Sequences Analysed

by Data Source

abYsis loads sequences from a number of Data Sources which are listed in column 1 of the table. Total Entries in the column 2 indicates the total number of entries for each Data Source - note that some of these may not be antibodies.

abYsis reads every entry and determines a subset of Qualifying Entries (column 3)for further analysis. The aim is to select every entry that contains immunoglobulin sequence data. The selection is based on textual annotations such as keywords and descriptions.

There may be multiple DNA and/or protein sequences for each Qualifying Entry. Both DNA and protein sequences (as available) are parsed and carried forward for further analysis in abYsis. For both DNA Sequences and Protein Sequences, the Total number of sequences of each type is shown (columns 4 and 6 respectively) as well as the number of Non-identical sequences (columns 5 and 7 respecitively). Note that because each entry may contain more than one sequence, the total number of sequences may be greater than the number of qualifying entries.
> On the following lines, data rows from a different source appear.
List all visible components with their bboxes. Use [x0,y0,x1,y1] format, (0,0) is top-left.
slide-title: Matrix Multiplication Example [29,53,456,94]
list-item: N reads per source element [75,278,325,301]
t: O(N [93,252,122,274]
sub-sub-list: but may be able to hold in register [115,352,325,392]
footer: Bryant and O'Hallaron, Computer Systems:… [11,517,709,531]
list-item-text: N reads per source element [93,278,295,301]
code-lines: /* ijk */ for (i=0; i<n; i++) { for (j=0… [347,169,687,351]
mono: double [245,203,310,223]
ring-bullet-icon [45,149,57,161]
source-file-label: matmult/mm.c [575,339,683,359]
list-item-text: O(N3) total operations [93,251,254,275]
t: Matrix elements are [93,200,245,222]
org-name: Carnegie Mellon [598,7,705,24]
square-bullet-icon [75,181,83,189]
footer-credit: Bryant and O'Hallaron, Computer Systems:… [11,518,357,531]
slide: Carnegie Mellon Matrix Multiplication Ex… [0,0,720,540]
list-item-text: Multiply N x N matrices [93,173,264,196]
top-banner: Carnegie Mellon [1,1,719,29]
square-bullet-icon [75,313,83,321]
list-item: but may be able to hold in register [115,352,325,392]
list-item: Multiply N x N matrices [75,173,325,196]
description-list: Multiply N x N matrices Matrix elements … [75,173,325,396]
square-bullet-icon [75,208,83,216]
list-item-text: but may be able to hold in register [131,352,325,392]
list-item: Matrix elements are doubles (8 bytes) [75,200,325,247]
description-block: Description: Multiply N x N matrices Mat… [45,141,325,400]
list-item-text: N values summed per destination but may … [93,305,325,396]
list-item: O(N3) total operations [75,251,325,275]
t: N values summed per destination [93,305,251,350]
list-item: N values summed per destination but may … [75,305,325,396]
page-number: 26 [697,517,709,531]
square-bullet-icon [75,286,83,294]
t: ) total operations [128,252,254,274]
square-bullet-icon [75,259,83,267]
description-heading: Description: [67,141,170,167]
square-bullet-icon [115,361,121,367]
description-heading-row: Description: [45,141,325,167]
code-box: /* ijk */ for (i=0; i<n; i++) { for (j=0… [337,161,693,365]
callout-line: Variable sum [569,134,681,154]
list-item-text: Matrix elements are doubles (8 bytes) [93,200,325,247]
Note: The abYsis-EMBL-IG data source is compiled automatically based on sequence similarity to known, curated immunoglobulin sequences. Several thousand representative immunoglobulin query sequences have been used to search the EMBL database. The abYsis-EMBL-IG set combines the results of these searches.

by Species

The lower table shows the top 15 Species represented in abYsis, ranked by the number of chains.

The Chain is the basic data entity in abYsis. A chain may have a DNA or protein sequence, or both a DNA and protein associated with it.